OK, so it's a pretty big target. That's why the Royal Navy added in the obstacle course bit first. Seemed too easy otherwise...
Historical inaccuracies abound. Fact and fiction blurred in the rush for an Oscar statuette.
Right, what else has been going on?
I did see some of the golf, the time difference means I only get to see the leaders 'bully off' (I'm down with all the technical terms now Joseph) before my bedtime, and frankly once my dear (fit) neighbour Mr Westwood had set off into yonder pastures I was ready for some shuteye. Rare albatrosses/ cuppla eagles not withstanding. Partying hard with my 92 year old grandmother on her birthday weekend has me struggling to keep pace.
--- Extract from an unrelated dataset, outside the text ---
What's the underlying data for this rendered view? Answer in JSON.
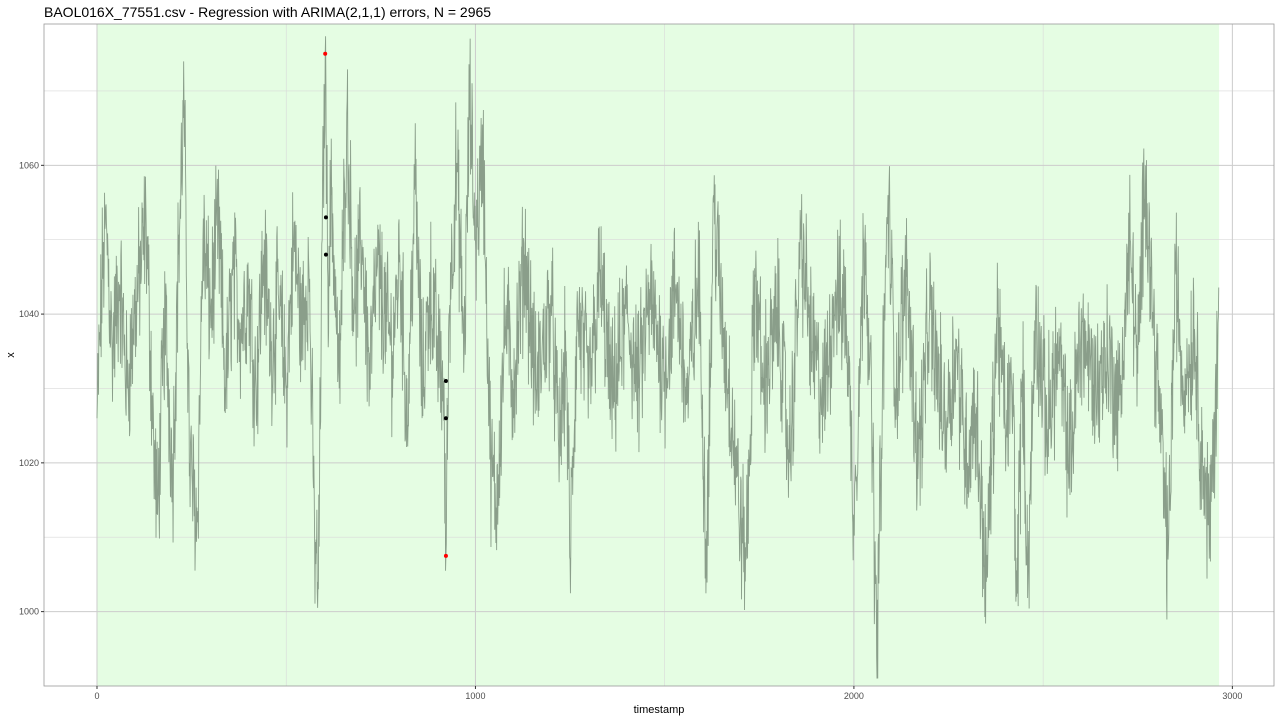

Even on a diet of pure Cadbury.
I loved the story in the Dutch Harbor Telegraph about the visiting cruise ship's 500 passengers and their crazy MASS entertainment demands. Seems the visitor bureau and convention centre is a little short on seating for the historic highlights tour, 94 seats and 406 spare arses – what to do, what to do?
Cushions?
And a group of 15 Japanese tourists wanted to hire a van for a drive-thru tour of the town – TRUBBA, since the biggest van for rent on the island only holds 14 people.
Roof rack + cushion?
Maybe not in a sleet storm. Gnu Guy will concur. Been there, done that.
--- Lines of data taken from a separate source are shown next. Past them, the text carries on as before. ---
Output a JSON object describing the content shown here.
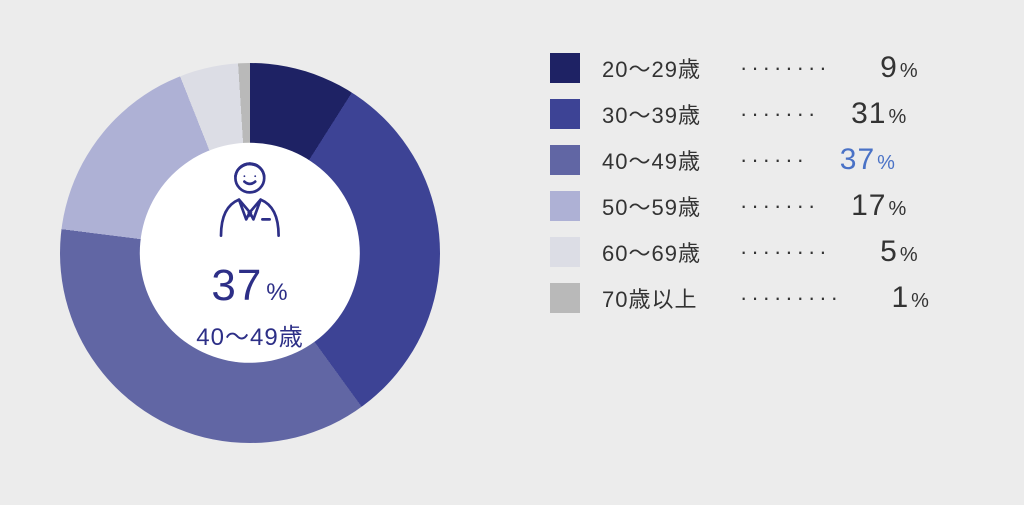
{
  "chart": {
    "type": "donut",
    "background_color": "#ececec",
    "hole_ratio": 0.58,
    "hole_color": "#ffffff",
    "center": {
      "icon": "person-suit-icon",
      "icon_color": "#2d2f87",
      "percent_value": "37",
      "percent_unit": "%",
      "label": "40〜49歳",
      "text_color": "#2d2f87"
    },
    "segments": [
      {
        "label": "20〜29歳",
        "value": 9,
        "color": "#1e2264"
      },
      {
        "label": "30〜39歳",
        "value": 31,
        "color": "#3d4395"
      },
      {
        "label": "40〜49歳",
        "value": 37,
        "color": "#6166a4",
        "highlight": true
      },
      {
        "label": "50〜59歳",
        "value": 17,
        "color": "#aeb1d5"
      },
      {
        "label": "60〜69歳",
        "value": 5,
        "color": "#dcdde5"
      },
      {
        "label": "70歳以上",
        "value": 1,
        "color": "#b9b9b9"
      }
    ]
  },
  "legend": {
    "text_color": "#333333",
    "highlight_color": "#4a72c6",
    "dot_char": "·",
    "unit": "%",
    "rows": [
      {
        "label": "20〜29歳",
        "value": "9",
        "dots": "········",
        "color": "#1e2264"
      },
      {
        "label": "30〜39歳",
        "value": "31",
        "dots": "·······",
        "color": "#3d4395"
      },
      {
        "label": "40〜49歳",
        "value": "37",
        "dots": "······",
        "color": "#6166a4",
        "highlight": true
      },
      {
        "label": "50〜59歳",
        "value": "17",
        "dots": "·······",
        "color": "#aeb1d5"
      },
      {
        "label": "60〜69歳",
        "value": "5",
        "dots": "········",
        "color": "#dcdde5"
      },
      {
        "label": "70歳以上",
        "value": "1",
        "dots": "·········",
        "color": "#b9b9b9"
      }
    ]
  }
}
Without the benefit of socks.
I was thinking about Hauptys idea for a new Hadrians Ditch, with which England could somehow both capture Scotlands excess rainwater AND maintain a safe border crossing post devolution. It could work. We may need something there as Europe insists its new member states (as a free Scotland would become) have open borders for all Europeans to travel without 'impediment' (read 'passport controls'). What better border control than a fast flowing ditch full of freezing cold Scottish mineral water?
After all, our ditch full of English mineral water has been doing a grand job of holding back the French these past 1000 years. The English Channel does all the work really.
The cannon fire is just for fun.
A young college student drops out of his normal life, gives away all he has and leaves home and family behind for a life on the road to the Alaskan wilderness.
Where he discovers an abandoned bus, parked in the middle of nowhere on a high plateau.
All this time I have been wondering how the hell that bus came to be where he found it. Now I know.
It was rented by 15 Japanese tourists off a cruise ship...
Forgot to mention, I found this time lapse video of the record snowfall in Anchorage. It's from the ADN.com news website.
Anyone who loves a snow plow will just ADORE this....
Link
Thank you.
We've got a long string bean of a storm going over us today. The clouds are just lined up for hundreds of miles along a front which is nearly stationary. The rain if coming up from nearly straight south and nearly all the way to LA. It's been raining now for nearly 8 hours and we only have 0.17". But, it may keep it up for another 8 hours.
Got to go watch the first two hours of the newest Deadliest Catch. More later.
I made a mini greenhouse with some plastic and small pvc pipe to cover my row of peas. Almost 2 inches high now and still thriving. Rain moving in for tonight and tomorrow, so no more frost predicted for a few days.
Odd weather. Up to 90 and then the next week down in the 20s. Most of Iowa set record highs during March and the first part of April. Now it is more back to normal, but still somewhat warmer than usual.
Anything in the local news about the two Coasties shot to death in Kodiak?,
We will just have to wait and see what happened Kodiak. Double murders are all too common, but to have it happen in a secure facility like a Coast Guard Station must be pretty rare: rarer than thunder in Livermore.
The first episode of Deadliest Catch, Season 8, looks like it will be a rough season. I'll just have to keep watching to find out what happened there too.
The civilian could have been somebody who worked for the Coast Guard.
Yikes on the homicide. I hope they find the perpetrator.
Glad to be back in WU land... WU hated me apparently for the week. Oh well.. I'm back (for now).
It's 81F/28C here, funny, heat index shows up at 83F/28C. Dutch Harbor? Close to 28, but 28F not 28C.